Y de pronto Galópolis, es un encuentro con las tradiciones y el encanto gaucho, con una gastronomía incomparable.
Forjada por inmigrantes italianos de Schio a finales del siglo XIX, quienes trajeron consigo el sueño de prosperar mediante el trabajo y la unidad.
Recorrer sus estrechas calles es mucho más que pasear por un barrio de Caxias, es emprender un memorable un viaje en el tiempo, con visos de lo que la forjó el pasado.



Hércules Galló
La historia de este lugar literalmente comenzó a tejerse en 1898, cuando sus pioneros crearon una cooperativa con telares traídos de Italia. Poco después, el químico y tintorero Hércules Galló tomó las riendas e impulsó el desarrollo de la región.
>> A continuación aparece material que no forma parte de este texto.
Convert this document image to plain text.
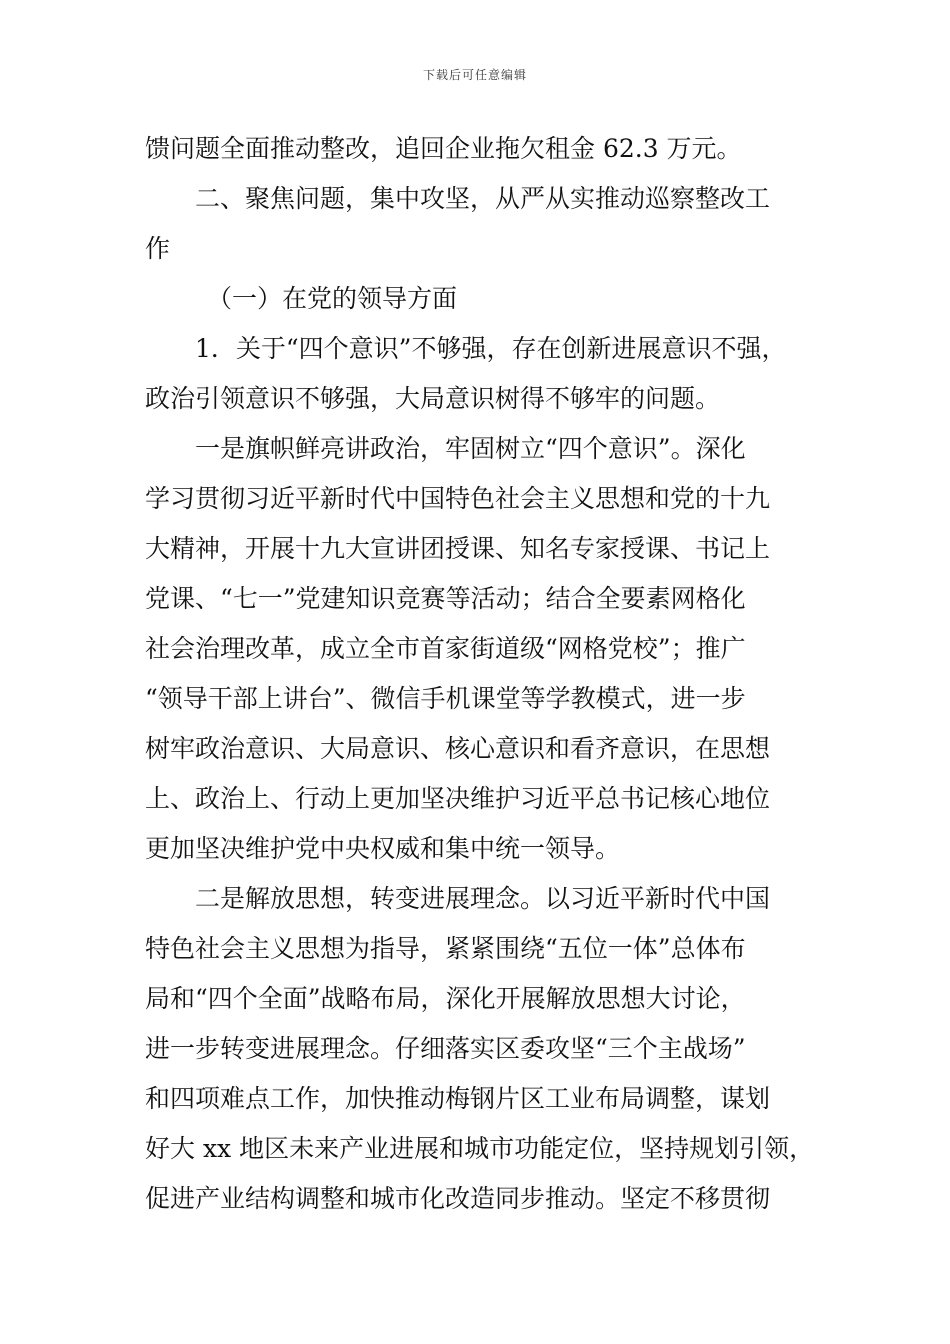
下载后可任意编辑
馈问题全面推动整改，追回企业拖欠租金 62.3 万元。
二、聚焦问题，集中攻坚，从严从实推动巡察整改工
作
（一）在党的领导方面
1．关于“四个意识”不够强，存在创新进展意识不强，
政治引领意识不够强，大局意识树得不够牢的问题。
一是旗帜鲜亮讲政治，牢固树立“四个意识”。深化
学习贯彻习近平新时代中国特色社会主义思想和党的十九
大精神，开展十九大宣讲团授课、知名专家授课、书记上
党课、“七一”党建知识竞赛等活动；结合全要素网格化
社会治理改革，成立全市首家街道级“网格党校”；推广
“领导干部上讲台”、微信手机课堂等学教模式，进一步
树牢政治意识、大局意识、核心意识和看齐意识，在思想
上、政治上、行动上更加坚决维护习近平总书记核心地位
更加坚决维护党中央权威和集中统一领导。
二是解放思想，转变进展理念。以习近平新时代中国
特色社会主义思想为指导，紧紧围绕“五位一体”总体布
局和“四个全面”战略布局，深化开展解放思想大讨论，
进一步转变进展理念。仔细落实区委攻坚“三个主战场”
和四项难点工作，加快推动梅钢片区工业布局调整，谋划
好大 xx 地区未来产业进展和城市功能定位，坚持规划引领，
促进产业结构调整和城市化改造同步推动。坚定不移贯彻
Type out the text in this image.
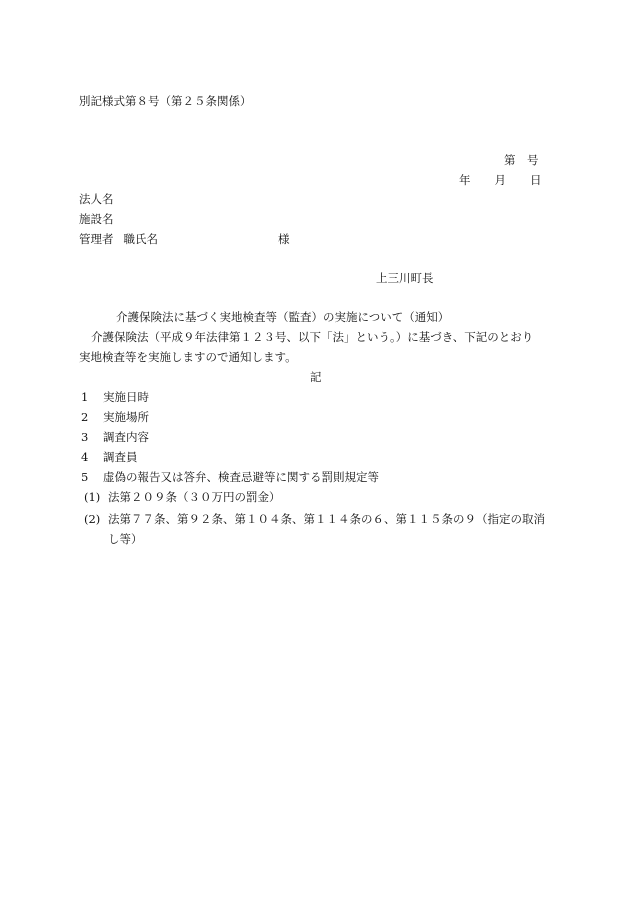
別記様式第８号（第２５条関係）
第　号
年 月 日
法人名
施設名
管理者 職氏名	様
上三川町長
介護保険法に基づく実地検査等（監査）の実施について（通知）
介護保険法（平成９年法律第１２３号、以下「法」という。）に基づき、下記のとおり
実地検査等を実施しますので通知します。
記
1 実施日時
2 実施場所
3 調査内容
4 調査員
5 虚偽の報告又は答弁、検査忌避等に関する罰則規定等
(1) 法第２０９条（３０万円の罰金）
(2) 法第７７条、第９２条、第１０４条、第１１４条の６、第１１５条の９（指定の取消
し等）
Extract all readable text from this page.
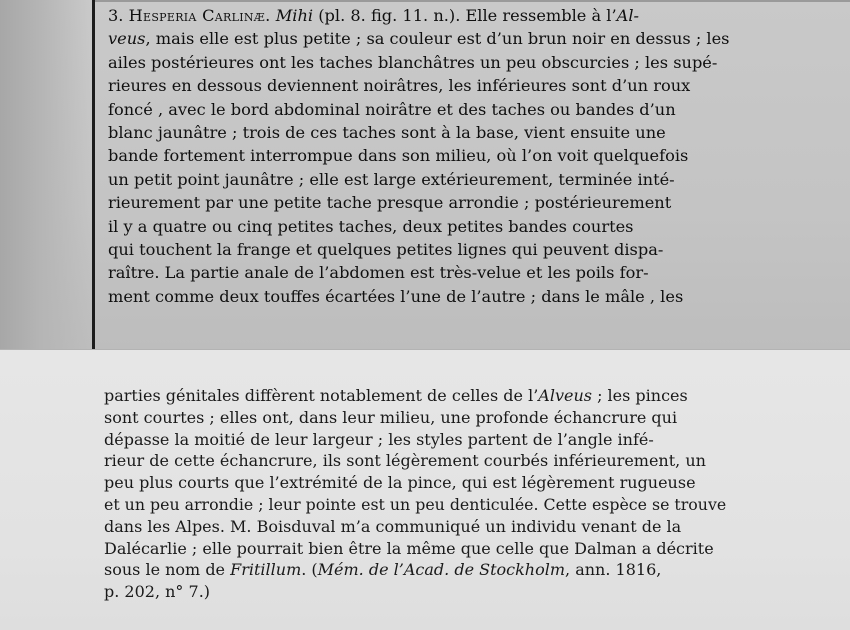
3. Hesperia Carlinæ. Mihi (pl. 8. fig. 11. n.). Elle ressemble à l’Al-
veus, mais elle est plus petite ; sa couleur est d’un brun noir en dessus ; les
ailes postérieures ont les taches blanchâtres un peu obscurcies ; les supé-
rieures en dessous deviennent noirâtres, les inférieures sont d’un roux
foncé , avec le bord abdominal noirâtre et des taches ou bandes d’un
blanc jaunâtre ; trois de ces taches sont à la base, vient ensuite une
bande fortement interrompue dans son milieu, où l’on voit quelquefois
un petit point jaunâtre ; elle est large extérieurement, terminée inté-
rieurement par une petite tache presque arrondie ; postérieurement
il y a quatre ou cinq petites taches, deux petites bandes courtes
qui touchent la frange et quelques petites lignes qui peuvent dispa-
raître. La partie anale de l’abdomen est très-velue et les poils for-
ment comme deux touffes écartées l’une de l’autre ; dans le mâle , les
parties génitales diffèrent notablement de celles de l’Alveus ; les pinces
sont courtes ; elles ont, dans leur milieu, une profonde échancrure qui
dépasse la moitié de leur largeur ; les styles partent de l’angle infé-
rieur de cette échancrure, ils sont légèrement courbés inférieurement, un
peu plus courts que l’extrémité de la pince, qui est légèrement rugueuse
et un peu arrondie ; leur pointe est un peu denticulée. Cette espèce se trouve
dans les Alpes. M. Boisduval m’a communiqué un individu venant de la
Dalécarlie ; elle pourrait bien être la même que celle que Dalman a décrite
sous le nom de Fritillum. (Mém. de l’Acad. de Stockholm, ann. 1816,
p. 202, n° 7.)
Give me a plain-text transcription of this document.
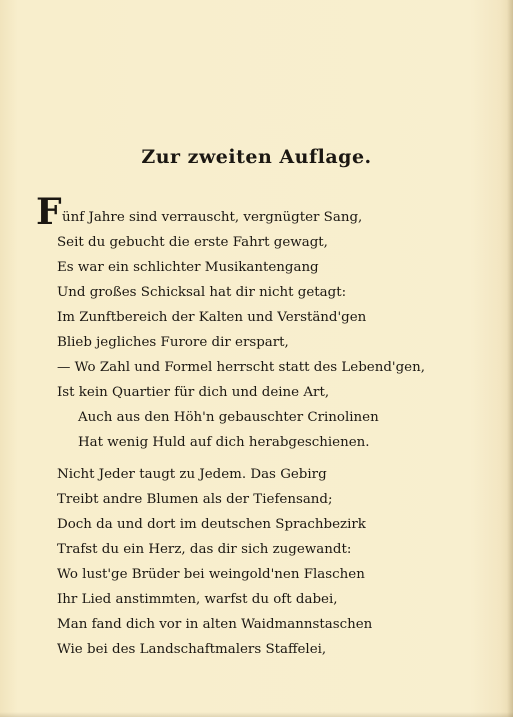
Zur zweiten Auflage.
F ünf Jahre sind verrauscht, vergnügter Sang,
Seit du gebucht die erste Fahrt gewagt,
Es war ein schlichter Musikantengang
Und großes Schicksal hat dir nicht getagt:
Im Zunftbereich der Kalten und Verständ'gen
Blieb jegliches Furore dir erspart,
— Wo Zahl und Formel herrscht statt des Lebend'gen,
Ist kein Quartier für dich und deine Art,
Auch aus den Höh'n gebauschter Crinolinen
Hat wenig Huld auf dich herabgeschienen.
Nicht Jeder taugt zu Jedem. Das Gebirg
Treibt andre Blumen als der Tiefensand;
Doch da und dort im deutschen Sprachbezirk
Trafst du ein Herz, das dir sich zugewandt:
Wo lust'ge Brüder bei weingold'nen Flaschen
Ihr Lied anstimmten, warfst du oft dabei,
Man fand dich vor in alten Waidmannstaschen
Wie bei des Landschaftmalers Staffelei,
Su nombre se convirtió en símbolo de la identidad local, y el barrio pasó a llamarse Galópolis.
Tanto así que hoy por sus casas son símbolo del lugar y se han creado 2 casas museos, incluida la residencia fundamental de Galló.


Recorrer Galópolis es sentirte en una postal viviente
Sus calles invitan a recorrer ya que su arquitectura data de la época industrial de finales del siglo XIX, con casas obreras, iglesias y fábricas que dan testimonio del pasado obrero de la región.
Es un lugar que te da la impresión de que estás viendo una película de época o leyendo un libro de historia europea.
Este lugar es una llamado a la paz, pues aquí el tiempo aun respeta las tradiciones y da un nuevo significado al turismo cultural.